CDC gets FDA nod for coronavirus-flu combination diagnostic

Dive Brief:

  • FDA has granted emergency use authorization to a test from the Centers for Disease Control and Prevention designed to determine if a patient is infected with influenza or the novel coronavirus.
  • The agency said Thursday the test will enable healthcare professionals to tell if respiratory symptoms are due to seasonal flu or COVID-19 using a single sample. FDA has authorized similar combination tests from BioFire Diagnostics and Qiagen.
  • The authorization comes five months after CDC became the first organization to receive an EUA for a coronavirus test. That distinction was marred after contamination led to abotched rollout leaving the U.S. with limited testing capacity at the start of the outbreak.

Dive Insight:

The 2020-2021 influenza season will pose new challenges to the public health response to the coronavirus pandemic. With two viruses that cause respiratory symptoms circulating, physicians and public health officials will need to know whether patients have COVID-19 or flu to make informed decisions about care and actions to control the spread of the pathogens.

Physicians and public health officials could generate that information by using two test kits, one for COVID-19, another for seasonal flu, on every patient that presents with respiratory symptoms. However, that two-test approach would use up limited reagents and testing capacity.

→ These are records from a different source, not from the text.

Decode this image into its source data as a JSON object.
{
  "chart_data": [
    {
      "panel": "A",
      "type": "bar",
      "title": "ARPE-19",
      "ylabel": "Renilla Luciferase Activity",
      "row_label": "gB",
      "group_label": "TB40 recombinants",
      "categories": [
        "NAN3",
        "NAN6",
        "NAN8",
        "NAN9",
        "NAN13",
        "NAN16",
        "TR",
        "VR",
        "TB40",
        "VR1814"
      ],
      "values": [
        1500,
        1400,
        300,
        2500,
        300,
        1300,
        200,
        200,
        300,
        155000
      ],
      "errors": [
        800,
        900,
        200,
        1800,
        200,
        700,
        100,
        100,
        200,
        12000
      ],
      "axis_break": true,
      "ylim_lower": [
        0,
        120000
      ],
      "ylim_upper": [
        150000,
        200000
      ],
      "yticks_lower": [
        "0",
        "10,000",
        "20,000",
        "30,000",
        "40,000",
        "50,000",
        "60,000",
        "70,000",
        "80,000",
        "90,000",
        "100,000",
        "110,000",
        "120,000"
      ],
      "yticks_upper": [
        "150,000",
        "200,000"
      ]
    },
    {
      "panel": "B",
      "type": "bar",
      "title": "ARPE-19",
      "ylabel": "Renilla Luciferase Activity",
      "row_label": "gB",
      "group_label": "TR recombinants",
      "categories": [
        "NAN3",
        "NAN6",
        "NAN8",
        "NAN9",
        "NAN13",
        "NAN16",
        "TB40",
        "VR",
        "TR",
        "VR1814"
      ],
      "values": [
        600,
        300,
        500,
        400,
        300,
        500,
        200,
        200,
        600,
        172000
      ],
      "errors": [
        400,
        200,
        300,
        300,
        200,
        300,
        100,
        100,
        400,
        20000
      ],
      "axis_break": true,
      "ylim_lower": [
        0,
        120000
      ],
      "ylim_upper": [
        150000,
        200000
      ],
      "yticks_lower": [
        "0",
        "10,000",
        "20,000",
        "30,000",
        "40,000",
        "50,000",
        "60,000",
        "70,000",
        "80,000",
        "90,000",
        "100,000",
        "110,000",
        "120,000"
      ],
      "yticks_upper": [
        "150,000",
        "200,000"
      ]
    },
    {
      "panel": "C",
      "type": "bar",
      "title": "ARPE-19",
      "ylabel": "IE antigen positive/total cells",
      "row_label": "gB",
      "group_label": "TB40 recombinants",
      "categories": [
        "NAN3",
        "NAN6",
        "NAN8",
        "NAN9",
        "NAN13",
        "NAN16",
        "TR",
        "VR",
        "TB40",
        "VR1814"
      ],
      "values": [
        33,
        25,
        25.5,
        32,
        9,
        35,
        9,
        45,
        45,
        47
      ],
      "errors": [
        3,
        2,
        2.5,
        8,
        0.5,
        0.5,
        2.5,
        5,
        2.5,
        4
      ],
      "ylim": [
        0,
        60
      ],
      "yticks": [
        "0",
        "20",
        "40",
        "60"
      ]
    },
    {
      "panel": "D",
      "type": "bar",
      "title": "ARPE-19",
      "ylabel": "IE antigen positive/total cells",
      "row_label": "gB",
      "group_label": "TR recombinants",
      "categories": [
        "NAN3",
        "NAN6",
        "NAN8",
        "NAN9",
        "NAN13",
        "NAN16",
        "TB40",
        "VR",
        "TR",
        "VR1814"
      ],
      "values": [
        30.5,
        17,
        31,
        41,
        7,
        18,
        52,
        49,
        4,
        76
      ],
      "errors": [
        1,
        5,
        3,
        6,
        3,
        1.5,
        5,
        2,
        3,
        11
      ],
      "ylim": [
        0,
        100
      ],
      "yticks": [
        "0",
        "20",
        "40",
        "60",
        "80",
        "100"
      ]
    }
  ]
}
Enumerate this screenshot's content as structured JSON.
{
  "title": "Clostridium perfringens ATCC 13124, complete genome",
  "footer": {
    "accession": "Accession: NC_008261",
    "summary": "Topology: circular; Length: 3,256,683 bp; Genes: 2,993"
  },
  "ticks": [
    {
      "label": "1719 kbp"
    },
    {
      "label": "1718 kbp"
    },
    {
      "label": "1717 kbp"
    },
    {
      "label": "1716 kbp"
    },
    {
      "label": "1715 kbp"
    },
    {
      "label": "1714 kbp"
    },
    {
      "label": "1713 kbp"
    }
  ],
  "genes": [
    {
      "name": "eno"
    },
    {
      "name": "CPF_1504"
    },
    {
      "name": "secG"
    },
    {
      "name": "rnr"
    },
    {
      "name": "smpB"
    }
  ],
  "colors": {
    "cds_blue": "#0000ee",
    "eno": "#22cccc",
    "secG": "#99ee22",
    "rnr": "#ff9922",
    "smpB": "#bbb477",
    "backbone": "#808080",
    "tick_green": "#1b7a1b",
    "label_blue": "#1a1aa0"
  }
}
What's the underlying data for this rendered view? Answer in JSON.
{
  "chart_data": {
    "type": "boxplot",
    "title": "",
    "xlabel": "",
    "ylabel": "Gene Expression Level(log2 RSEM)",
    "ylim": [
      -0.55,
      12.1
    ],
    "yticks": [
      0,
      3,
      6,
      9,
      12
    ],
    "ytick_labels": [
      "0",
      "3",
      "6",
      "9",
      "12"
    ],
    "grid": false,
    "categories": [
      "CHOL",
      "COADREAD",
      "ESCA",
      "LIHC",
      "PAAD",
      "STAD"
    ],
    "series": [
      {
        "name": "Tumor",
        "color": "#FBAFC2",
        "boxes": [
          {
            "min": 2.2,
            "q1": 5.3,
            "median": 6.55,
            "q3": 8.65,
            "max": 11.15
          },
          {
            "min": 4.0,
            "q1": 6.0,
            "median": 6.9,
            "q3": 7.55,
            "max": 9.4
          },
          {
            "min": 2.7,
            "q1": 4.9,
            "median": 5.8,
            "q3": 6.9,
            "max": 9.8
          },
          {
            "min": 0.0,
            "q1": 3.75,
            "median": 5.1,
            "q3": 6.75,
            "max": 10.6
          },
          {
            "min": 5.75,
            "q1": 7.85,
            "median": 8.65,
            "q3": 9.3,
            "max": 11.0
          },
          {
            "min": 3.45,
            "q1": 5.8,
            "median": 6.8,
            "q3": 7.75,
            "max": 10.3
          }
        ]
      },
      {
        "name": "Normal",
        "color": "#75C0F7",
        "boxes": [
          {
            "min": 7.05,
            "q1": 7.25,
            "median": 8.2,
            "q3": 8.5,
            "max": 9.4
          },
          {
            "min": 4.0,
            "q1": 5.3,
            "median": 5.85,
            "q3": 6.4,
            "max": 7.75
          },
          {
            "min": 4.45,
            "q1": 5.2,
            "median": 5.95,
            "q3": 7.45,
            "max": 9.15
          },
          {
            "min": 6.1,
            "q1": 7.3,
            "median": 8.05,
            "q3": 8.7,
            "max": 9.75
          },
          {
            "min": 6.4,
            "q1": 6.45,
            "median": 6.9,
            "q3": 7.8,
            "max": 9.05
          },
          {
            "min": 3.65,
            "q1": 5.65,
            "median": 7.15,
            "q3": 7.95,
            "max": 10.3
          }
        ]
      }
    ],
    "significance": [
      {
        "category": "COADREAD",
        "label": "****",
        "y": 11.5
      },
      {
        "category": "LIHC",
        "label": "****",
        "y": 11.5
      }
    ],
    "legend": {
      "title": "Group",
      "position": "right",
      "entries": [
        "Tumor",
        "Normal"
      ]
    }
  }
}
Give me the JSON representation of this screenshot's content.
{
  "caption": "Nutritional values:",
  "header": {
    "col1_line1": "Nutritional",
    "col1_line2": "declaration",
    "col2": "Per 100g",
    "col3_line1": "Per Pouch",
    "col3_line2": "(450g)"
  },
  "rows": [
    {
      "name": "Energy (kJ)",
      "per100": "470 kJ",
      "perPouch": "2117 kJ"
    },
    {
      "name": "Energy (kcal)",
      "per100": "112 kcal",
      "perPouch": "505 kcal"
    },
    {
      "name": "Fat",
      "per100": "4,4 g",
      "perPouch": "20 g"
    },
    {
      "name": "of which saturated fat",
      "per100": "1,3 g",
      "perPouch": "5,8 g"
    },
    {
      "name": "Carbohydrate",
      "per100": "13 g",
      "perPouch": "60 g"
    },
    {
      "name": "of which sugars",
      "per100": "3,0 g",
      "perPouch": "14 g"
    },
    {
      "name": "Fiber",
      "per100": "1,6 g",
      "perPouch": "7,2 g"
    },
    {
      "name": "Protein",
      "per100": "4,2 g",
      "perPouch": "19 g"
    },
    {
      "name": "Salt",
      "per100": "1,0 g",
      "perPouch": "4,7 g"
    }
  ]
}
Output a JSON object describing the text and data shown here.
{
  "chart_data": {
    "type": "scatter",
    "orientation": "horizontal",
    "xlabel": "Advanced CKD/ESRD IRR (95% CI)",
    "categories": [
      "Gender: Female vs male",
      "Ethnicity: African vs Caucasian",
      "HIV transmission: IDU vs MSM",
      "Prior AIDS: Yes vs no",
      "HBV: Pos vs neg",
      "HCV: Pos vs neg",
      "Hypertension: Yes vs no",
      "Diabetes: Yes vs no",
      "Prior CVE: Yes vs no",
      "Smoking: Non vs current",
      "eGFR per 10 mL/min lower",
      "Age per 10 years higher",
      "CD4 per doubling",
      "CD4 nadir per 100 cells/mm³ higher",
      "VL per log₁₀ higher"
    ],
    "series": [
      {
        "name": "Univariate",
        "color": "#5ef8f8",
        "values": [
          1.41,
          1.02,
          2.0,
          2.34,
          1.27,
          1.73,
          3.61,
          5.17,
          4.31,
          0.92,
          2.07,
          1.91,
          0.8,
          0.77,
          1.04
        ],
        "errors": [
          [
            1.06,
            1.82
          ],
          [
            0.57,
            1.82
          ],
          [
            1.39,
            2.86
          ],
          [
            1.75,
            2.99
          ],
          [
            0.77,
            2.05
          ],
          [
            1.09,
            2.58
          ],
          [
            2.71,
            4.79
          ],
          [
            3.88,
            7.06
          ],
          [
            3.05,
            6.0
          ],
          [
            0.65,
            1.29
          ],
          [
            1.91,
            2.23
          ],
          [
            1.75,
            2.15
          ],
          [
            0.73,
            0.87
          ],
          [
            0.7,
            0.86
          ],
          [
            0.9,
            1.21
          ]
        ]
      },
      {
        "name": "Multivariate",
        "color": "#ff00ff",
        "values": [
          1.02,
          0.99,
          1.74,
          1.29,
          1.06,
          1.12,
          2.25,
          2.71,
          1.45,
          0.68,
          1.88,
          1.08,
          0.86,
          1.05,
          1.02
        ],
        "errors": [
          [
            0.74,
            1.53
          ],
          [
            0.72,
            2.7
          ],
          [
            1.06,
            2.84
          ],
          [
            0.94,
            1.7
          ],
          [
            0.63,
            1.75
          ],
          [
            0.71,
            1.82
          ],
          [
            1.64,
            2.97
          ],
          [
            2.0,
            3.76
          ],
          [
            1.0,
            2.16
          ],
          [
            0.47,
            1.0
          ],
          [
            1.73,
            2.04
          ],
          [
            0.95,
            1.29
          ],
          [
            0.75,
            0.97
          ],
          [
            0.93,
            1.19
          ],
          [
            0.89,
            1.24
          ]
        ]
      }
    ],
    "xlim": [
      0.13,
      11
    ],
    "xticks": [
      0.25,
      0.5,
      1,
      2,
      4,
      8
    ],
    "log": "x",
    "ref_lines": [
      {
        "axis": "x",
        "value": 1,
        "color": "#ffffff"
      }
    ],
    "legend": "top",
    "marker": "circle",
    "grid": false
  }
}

In light of those issues, CDC has developed a combination diagnostic that tests for the coronavirus SARS-CoV-2 and the A and B forms of influenza. The agency’s EUA comes months after BioFire and Qiagen got FDA backing for similar tests.

CDC said it has evaluated the combination test kit, Flu SC2, at its own facilities and three other public health laboratories. The multi-site performance evaluation comes months after non-CDC laboratories generated inconclusive results using CDC’s original coronavirus test, slowing the diagnostic rollout. 

The public health agency developed the new test using SARS-CoV-2 genomes that were not available when it created its original diagnostic. CDC said the use of the newer genomes is likely to improve the performance of the test.

In filing for the EUA, CDC presented data on the use of the test to analyze 115 samples, most of which were infected with either SARS-CoV-2, influenza A or influenza B. The test correctly identified all the samples, resulting in an overall percent agreement of 100%. CDC’s original SARS-CoV-2 test also had a 100% agreement in the agency’s own evaluation. 

With BioFire and Qiagen generating similar performance data on their tests, the U.S. could go into the flu season with three combination diagnostics. That arsenal may prove valuable in what some observers fear could be a perfect storm for the spread of multiple viruses in the country.   

“If there is COVID-19 and flu activity at the same time, this could place a tremendous burden on the healthcare system related to bed occupancy, laboratory testing needs, personal protective equipment and healthcare worker safety,” CDC Director Robert Redfield said in prepared remarks to a House committee late last month.